Web 3 is the next generation of the web in which decentralized apps (dApps) operate on top of a shared data layer and users have control of their data and the ability to move between dApps with little to no switching costs.
Think about the way domains and email addresses work. We (individuals and/or companies) own these identifying data elements and we can provision them in any app we want (I provision my email addresses in gmail and my domains in wordpress but I could choose many other options). In Web 3, this is how all of our data will work.
But we have a long way to go to get there. The infrastructure for Web 3 is immature and at least a few years away from being mature and stable enough to build mission-critical dApps on. We can see glimpses of Web 3 in games and collectibles, where the stakes are not that high, and we can see glimpses of it in financial services that have built up around Bitcoin and other leading crypto assets. But it will be a while before we are keeping our resumes on DinkedIn and our documents on DDocs, our friends and family networks on Dacebook, our photos and videos on Dinstagram, and our President’s tweets on Dwitter. But that time will come. I am more sure about that than anything else right now. The last few years of Web 2 have shown us what is wrong with the current architecture of the web and what we need to do to fix it. When this all happens is another thing.

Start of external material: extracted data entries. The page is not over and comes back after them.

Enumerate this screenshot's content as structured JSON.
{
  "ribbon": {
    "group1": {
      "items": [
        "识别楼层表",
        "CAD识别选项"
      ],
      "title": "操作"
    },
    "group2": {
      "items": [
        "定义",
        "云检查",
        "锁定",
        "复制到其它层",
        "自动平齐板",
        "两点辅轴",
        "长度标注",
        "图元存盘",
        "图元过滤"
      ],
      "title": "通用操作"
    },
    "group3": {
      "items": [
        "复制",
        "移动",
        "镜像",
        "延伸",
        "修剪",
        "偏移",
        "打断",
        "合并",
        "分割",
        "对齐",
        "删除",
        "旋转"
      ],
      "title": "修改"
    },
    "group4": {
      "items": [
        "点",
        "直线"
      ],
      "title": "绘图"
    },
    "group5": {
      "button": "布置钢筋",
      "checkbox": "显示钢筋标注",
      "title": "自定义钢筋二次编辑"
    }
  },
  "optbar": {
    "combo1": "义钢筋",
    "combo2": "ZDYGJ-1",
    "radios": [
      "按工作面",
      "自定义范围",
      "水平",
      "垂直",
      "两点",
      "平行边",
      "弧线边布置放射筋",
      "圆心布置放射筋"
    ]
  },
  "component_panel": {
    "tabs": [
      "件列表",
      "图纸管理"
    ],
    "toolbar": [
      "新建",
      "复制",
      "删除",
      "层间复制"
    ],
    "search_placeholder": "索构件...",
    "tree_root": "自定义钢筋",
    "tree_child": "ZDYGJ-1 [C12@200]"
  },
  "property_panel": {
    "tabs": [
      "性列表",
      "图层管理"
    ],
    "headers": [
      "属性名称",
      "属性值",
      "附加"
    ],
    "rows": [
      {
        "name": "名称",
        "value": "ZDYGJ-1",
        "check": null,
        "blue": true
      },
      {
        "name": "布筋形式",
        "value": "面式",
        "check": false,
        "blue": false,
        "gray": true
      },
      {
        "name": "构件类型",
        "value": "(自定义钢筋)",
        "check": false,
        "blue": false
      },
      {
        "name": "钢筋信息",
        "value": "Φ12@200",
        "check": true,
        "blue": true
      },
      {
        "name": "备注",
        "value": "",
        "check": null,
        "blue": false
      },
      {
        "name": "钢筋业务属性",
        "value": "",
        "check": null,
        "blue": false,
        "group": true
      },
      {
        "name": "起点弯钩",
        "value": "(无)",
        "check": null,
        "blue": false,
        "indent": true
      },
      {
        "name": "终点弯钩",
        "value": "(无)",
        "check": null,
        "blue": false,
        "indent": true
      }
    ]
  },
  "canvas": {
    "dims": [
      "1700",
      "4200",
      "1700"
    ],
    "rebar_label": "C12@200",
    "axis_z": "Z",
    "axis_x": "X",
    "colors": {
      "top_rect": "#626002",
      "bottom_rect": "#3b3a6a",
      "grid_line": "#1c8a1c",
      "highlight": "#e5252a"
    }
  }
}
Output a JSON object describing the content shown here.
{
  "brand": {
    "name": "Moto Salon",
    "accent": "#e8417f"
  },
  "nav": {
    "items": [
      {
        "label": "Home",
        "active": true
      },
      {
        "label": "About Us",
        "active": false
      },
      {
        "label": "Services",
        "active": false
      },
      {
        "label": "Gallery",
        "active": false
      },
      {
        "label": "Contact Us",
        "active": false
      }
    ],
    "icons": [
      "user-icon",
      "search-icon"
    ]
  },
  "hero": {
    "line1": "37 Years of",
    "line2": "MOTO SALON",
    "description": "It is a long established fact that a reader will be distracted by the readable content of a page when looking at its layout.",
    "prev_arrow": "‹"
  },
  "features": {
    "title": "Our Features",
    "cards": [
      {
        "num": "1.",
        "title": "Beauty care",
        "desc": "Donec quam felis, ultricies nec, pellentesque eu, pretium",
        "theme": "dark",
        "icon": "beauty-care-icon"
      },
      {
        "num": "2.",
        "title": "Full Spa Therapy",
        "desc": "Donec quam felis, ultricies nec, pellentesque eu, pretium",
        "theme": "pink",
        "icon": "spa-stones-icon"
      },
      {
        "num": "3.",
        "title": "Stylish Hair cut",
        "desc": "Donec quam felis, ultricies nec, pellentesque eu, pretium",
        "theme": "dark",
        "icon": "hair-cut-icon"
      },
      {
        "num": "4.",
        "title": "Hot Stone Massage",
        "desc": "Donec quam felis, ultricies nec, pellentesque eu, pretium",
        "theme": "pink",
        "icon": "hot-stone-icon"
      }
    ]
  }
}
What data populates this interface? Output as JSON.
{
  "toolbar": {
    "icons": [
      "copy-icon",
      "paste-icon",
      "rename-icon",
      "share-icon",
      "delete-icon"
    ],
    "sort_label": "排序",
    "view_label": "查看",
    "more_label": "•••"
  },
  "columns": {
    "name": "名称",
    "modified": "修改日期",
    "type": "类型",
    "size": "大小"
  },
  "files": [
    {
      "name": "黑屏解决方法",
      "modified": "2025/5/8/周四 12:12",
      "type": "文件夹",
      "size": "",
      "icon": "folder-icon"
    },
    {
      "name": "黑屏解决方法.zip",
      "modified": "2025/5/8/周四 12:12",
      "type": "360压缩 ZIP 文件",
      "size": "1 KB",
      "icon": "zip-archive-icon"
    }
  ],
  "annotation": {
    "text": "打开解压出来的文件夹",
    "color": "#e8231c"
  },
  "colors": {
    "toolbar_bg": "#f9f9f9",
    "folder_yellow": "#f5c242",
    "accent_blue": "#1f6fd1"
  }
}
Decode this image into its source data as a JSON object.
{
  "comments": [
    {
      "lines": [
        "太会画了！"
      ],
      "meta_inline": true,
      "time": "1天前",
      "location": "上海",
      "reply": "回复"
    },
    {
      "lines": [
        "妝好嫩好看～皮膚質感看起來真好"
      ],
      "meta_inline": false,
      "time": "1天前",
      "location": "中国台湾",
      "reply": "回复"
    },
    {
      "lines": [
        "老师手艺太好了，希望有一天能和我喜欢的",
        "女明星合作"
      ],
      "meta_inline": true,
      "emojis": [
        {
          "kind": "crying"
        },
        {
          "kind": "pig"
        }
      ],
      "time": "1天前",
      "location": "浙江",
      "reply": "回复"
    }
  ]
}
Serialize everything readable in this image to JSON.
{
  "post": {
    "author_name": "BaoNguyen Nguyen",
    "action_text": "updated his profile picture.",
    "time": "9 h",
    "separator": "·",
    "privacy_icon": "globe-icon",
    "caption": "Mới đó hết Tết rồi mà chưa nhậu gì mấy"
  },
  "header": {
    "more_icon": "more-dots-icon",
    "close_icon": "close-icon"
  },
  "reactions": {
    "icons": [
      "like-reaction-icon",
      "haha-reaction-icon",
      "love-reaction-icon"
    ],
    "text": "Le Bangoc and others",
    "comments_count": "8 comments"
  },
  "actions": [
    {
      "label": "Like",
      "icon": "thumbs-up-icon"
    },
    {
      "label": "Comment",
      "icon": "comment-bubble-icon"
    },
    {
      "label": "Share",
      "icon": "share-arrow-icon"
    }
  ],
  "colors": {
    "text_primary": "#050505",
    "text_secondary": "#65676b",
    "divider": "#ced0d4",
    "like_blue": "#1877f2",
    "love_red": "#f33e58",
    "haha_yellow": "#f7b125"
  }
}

Our friend and colleague Kyle Samani posted a long and thorough description of the current state of the Web 3 stack yesterday. My colleagues Albert and Nick provided some feedback on it before he published it so it reflects some of our thinking too.
As investors, we are spending much of our time wrapping our heads around these infrastructure layers, trying to understand which approaches will win out, where value will accrue, and when dApps can be successfully built, scaled, and delivered to market.
We think this is where the action is right now and we are heads down in this mess trying to understand it and invest in it.